Richard Edmund Meredith PC, QC (18 November 1855 – 26 January 1916),[1] was the Master of the Rolls in Ireland, a Privy Councillor and Judicial Commissioner of the Irish Land Commission.
In 1894, he was admitted as a Bencher of King's Inns, Dublin, where he was for a long time the youngest member of that body by a considerable number of years.
On Meredith's death The Irish Times reported, His youthful appearance on the Bench attracted the notice of strangers, but no person could have been present at any case without being struck by the easy mastery he possessed of every question raised by the contending counsel on each side...

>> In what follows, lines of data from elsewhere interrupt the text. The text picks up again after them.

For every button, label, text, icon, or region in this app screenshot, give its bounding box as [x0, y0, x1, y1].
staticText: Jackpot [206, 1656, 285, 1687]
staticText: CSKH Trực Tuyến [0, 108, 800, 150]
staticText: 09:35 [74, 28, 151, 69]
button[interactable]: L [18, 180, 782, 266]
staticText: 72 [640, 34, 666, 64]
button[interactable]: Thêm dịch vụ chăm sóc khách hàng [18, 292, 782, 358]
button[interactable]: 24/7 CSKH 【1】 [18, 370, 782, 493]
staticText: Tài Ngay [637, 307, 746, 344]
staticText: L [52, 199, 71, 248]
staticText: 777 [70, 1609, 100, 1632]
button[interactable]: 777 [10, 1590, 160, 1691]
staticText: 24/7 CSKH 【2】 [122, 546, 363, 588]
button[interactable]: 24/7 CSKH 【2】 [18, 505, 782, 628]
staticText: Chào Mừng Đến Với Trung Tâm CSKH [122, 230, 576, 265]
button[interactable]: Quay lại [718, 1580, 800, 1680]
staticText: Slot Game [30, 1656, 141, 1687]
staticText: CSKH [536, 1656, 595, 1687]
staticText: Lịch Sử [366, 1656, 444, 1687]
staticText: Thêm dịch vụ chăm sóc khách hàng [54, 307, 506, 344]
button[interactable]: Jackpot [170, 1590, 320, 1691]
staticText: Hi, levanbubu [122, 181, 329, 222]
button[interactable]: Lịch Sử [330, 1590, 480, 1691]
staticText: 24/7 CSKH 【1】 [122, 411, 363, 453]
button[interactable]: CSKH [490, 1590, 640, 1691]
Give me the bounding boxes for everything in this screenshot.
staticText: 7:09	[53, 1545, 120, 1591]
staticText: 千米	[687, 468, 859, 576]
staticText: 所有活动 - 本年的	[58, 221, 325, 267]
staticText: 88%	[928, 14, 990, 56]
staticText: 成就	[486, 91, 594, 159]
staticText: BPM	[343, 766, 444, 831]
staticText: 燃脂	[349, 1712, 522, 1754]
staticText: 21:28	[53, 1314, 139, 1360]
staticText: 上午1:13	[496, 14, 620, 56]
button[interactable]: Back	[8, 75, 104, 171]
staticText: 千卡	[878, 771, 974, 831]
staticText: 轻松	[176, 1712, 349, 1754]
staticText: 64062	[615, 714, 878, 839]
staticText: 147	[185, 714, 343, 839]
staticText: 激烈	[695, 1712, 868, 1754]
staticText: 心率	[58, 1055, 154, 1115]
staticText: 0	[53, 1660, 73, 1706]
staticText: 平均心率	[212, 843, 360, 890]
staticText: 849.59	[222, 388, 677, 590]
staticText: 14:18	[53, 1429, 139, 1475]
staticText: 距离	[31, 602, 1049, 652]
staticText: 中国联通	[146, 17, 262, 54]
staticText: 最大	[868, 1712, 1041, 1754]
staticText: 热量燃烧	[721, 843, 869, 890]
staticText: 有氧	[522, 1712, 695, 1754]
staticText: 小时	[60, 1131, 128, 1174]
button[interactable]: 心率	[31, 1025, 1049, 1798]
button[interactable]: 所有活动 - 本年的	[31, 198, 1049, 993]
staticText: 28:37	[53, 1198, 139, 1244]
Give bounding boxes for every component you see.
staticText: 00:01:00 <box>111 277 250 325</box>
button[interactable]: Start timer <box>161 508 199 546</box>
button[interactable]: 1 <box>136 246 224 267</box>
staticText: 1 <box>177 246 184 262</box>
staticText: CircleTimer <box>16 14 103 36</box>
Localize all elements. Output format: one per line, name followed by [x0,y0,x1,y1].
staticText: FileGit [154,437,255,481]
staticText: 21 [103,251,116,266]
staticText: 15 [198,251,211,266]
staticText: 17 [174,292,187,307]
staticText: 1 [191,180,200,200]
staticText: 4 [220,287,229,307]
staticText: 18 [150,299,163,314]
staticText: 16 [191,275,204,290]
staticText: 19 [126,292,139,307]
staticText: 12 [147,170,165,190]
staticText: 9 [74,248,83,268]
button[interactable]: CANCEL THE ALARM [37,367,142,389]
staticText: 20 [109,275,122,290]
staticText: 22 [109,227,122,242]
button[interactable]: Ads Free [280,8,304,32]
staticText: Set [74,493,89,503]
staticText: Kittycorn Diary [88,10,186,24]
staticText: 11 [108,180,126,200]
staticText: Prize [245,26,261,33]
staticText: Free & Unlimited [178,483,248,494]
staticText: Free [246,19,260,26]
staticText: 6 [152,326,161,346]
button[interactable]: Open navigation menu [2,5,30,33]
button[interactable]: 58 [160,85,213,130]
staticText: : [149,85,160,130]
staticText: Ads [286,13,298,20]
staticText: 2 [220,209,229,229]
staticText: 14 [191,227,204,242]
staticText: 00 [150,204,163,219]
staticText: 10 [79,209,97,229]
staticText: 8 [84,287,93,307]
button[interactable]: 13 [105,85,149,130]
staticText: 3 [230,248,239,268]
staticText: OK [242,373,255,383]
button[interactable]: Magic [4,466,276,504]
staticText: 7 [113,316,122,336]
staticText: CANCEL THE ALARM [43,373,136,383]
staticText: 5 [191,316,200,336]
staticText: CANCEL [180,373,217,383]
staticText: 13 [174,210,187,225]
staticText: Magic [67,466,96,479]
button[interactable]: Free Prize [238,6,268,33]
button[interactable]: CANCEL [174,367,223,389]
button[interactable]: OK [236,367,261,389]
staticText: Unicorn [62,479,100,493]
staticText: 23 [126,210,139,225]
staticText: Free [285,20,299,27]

After the toil of court there was no person who more thoroughly appreciated the pleasure of a social gathering, and he was frequently to be found at those concerts where a good song formed part of the entertainment.At Dublin in 1880, he married Anne, daughter of John Pollock of Harcourt Street, Dublin, by his wife and cousin Elizabeth, the eldest daughter of Nicholas Purdon-Stoute of Newtown House, near Youghal in County Waterford, whose father (John Stoute Purdon-Stoute) had taken the name of Stoute on inheriting Newtown.
Their eldest son, Lt.-Colonel William Rice Meredith (1882-1964) C.B.E., D.S.O., was a Gold Staff Officer at the coronation of King George VI and Queen Elizabeth.